For this perfidy of refusing to extend the replacement to non-USA owners...
There should be a manufacturer or a bunch of PC and other hardware manufacturers who bust any patent on the magnetic power cord.
Waterboilers, coffeepots, and other electrical devices have had them for YEARS. It should not matter that Applie applied the technology to laptops. The fact that they may have special filters and wiring patterns and braiding also should not be patentable. Clothing irons and just about any heavy, fragile, or fire-start-capable electrical appliances have specially-braided wiring, too. The fact that a laptops requires very clean and stable signals and power is a fact of physics/electrical/electronics life, not something that Apple magically discovered through brute application of research. It's smart, yes, and maybe even fashionable, too. But, it is not something that only ONE computer maker should enjoy.

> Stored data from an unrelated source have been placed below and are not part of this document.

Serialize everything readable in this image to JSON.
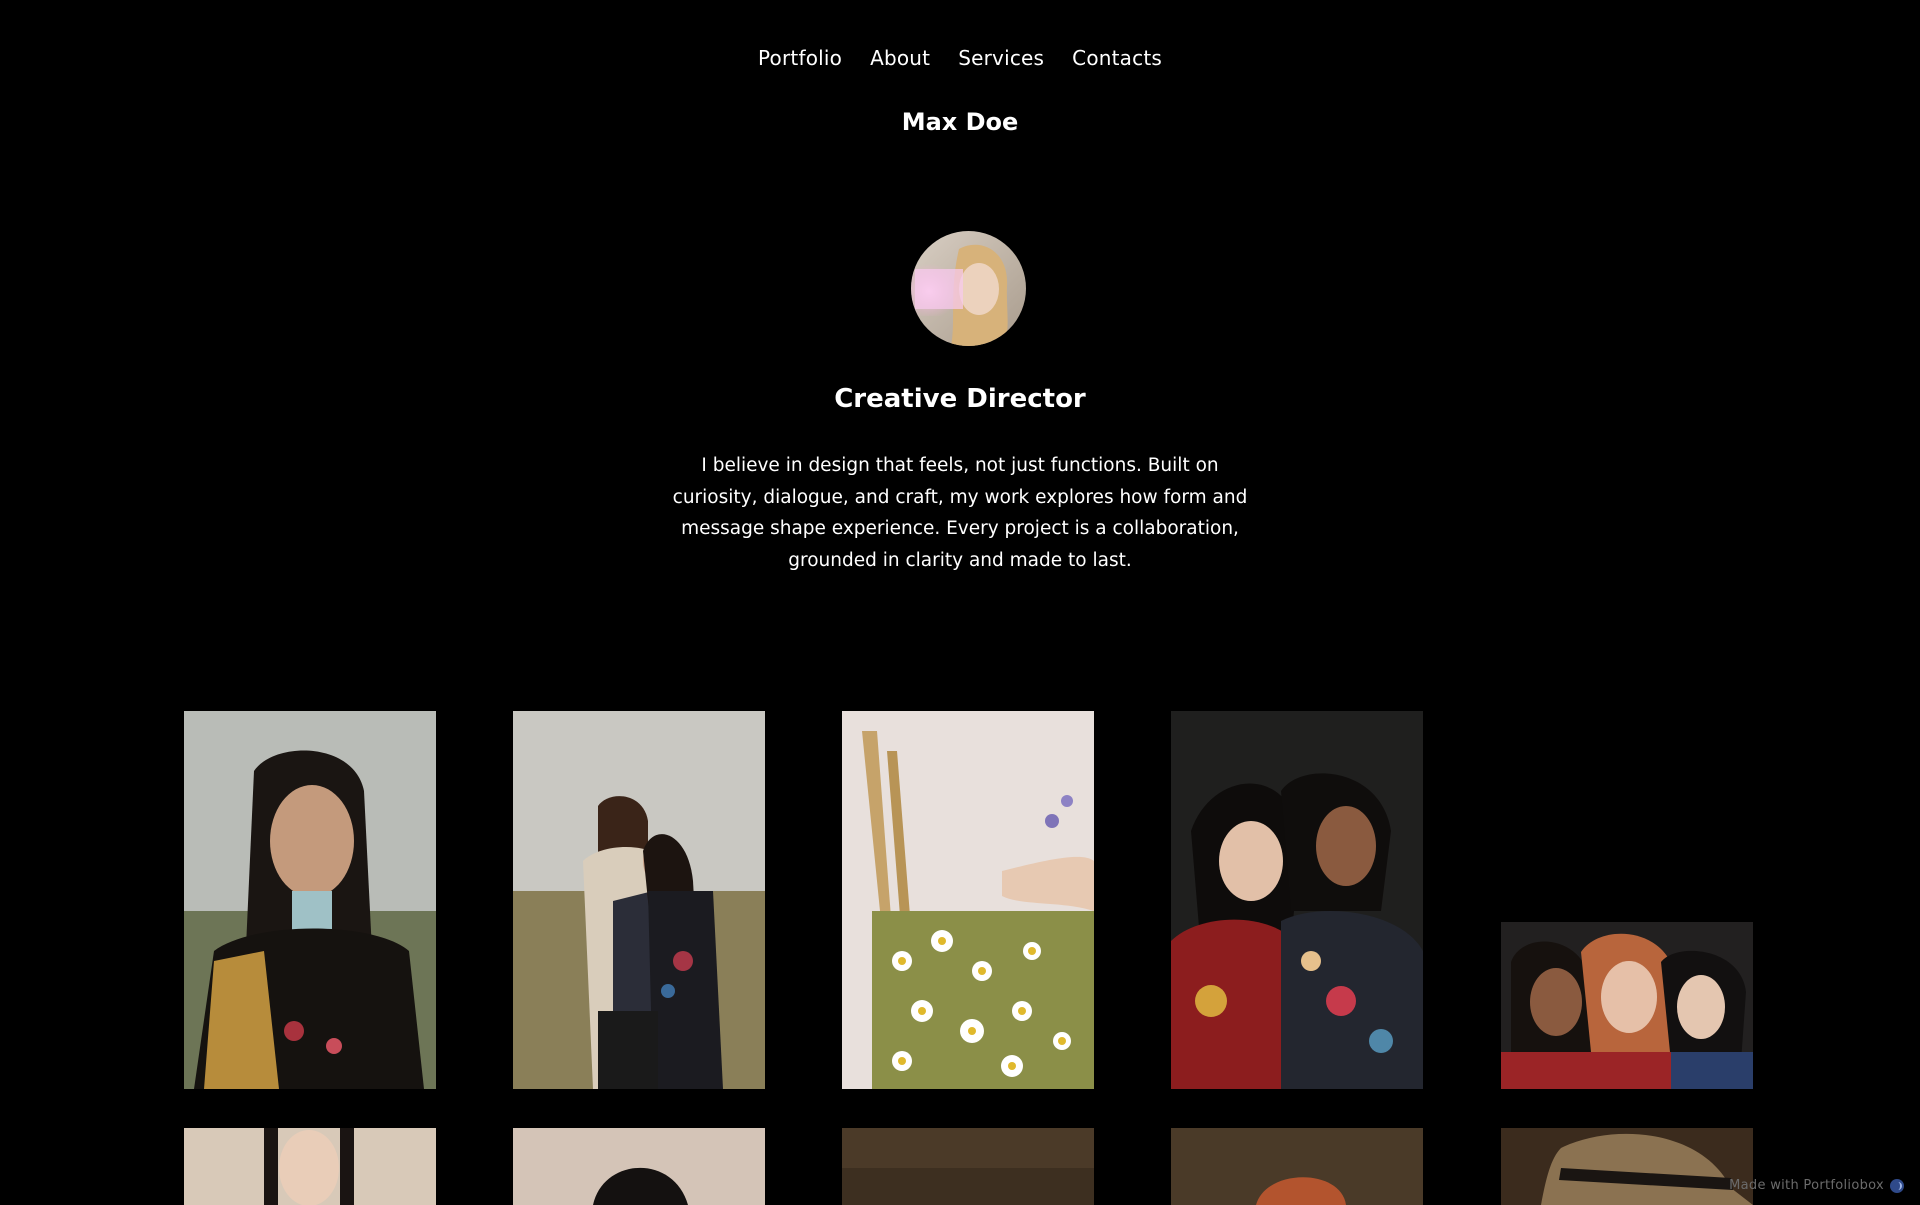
{
  "nav": {
    "items": [
      {
        "label": "Portfolio"
      },
      {
        "label": "About"
      },
      {
        "label": "Services"
      },
      {
        "label": "Contacts"
      }
    ]
  },
  "site": {
    "name": "Max Doe"
  },
  "profile": {
    "avatar_icon": "avatar-portrait",
    "role": "Creative Director",
    "bio": "I believe in design that feels, not just functions. Built on curiosity, dialogue, and craft, my work explores how form and message shape experience. Every project is a collaboration, grounded in clarity and made to last."
  },
  "gallery": {
    "photos": [
      {
        "subject": "woman-braids-field"
      },
      {
        "subject": "couple-in-field"
      },
      {
        "subject": "wildflower-bouquet"
      },
      {
        "subject": "two-women-embrace"
      },
      {
        "subject": "three-women-portrait"
      },
      {
        "subject": "woman-braids-beige"
      },
      {
        "subject": "woman-dark-hair-beige"
      },
      {
        "subject": "brown-still-life"
      },
      {
        "subject": "redhead-portrait"
      },
      {
        "subject": "straw-hat-portrait"
      }
    ]
  },
  "footer": {
    "badge_label": "Made with Portfoliobox",
    "badge_icon": "portfoliobox-logo-icon"
  },
  "colors": {
    "background": "#000000",
    "text": "#ffffff",
    "badge_text": "#6b6b6b"
  }
}
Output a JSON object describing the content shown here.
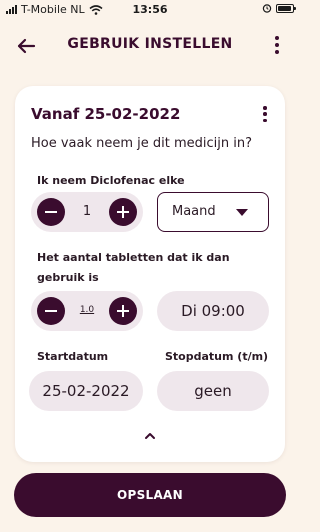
{
  "status_bar": {
    "carrier": "T-Mobile NL",
    "time": "13:56"
  },
  "app_bar": {
    "title": "GEBRUIK INSTELLEN"
  },
  "card": {
    "title": "Vanaf 25-02-2022",
    "question": "Hoe vaak neem je dit medicijn in?",
    "frequency": {
      "label": "Ik neem Diclofenac elke",
      "count": "1",
      "unit": "Maand"
    },
    "tablets": {
      "label": "Het aantal tabletten dat ik dan gebruik is",
      "amount": "1.0",
      "time": "Di 09:00"
    },
    "start": {
      "label": "Startdatum",
      "value": "25-02-2022"
    },
    "stop": {
      "label": "Stopdatum (t/m)",
      "value": "geen"
    }
  },
  "save_label": "OPSLAAN",
  "colors": {
    "primary": "#3a0c2e",
    "background": "#fbf3ea",
    "field": "#efe7ec"
  }
}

Such a cord would once and for all nix the stupid 2-inch-orso lugs that stick out of HP laptops. I dinged and smacked mine enough times that I think my last-year's $700 Pavillion may not have much of a power connect point in another year or so. So, deep, intense infuration that EVERY HP model I've looked at for the past 3 years seems to have that stupid lenght of extension out of the case (like several other mfrs of laptops) was one of the 3 primary reasons that this year my next laptop was most decidedly NOT an HP. It became another Gateway, a company I *SWORE* I'd never return to for a laptop. Several other brands (HP, Sony, Toshiba, Dell, and a few others) were also nixed off my list for that. I found in Gateway the L-shaped plug I needed.
Whether on a train, plane, bus or at my desk, the damned thing on the HP and other laptops can come too many times to being bumped or the wire end excessively bent. It's almost as if most of them want damage to happen to justify their ability to sell more units. However, i suppose some electrical wizard will say electrical properties demand a straight-out pin in the case (situation) of laptops.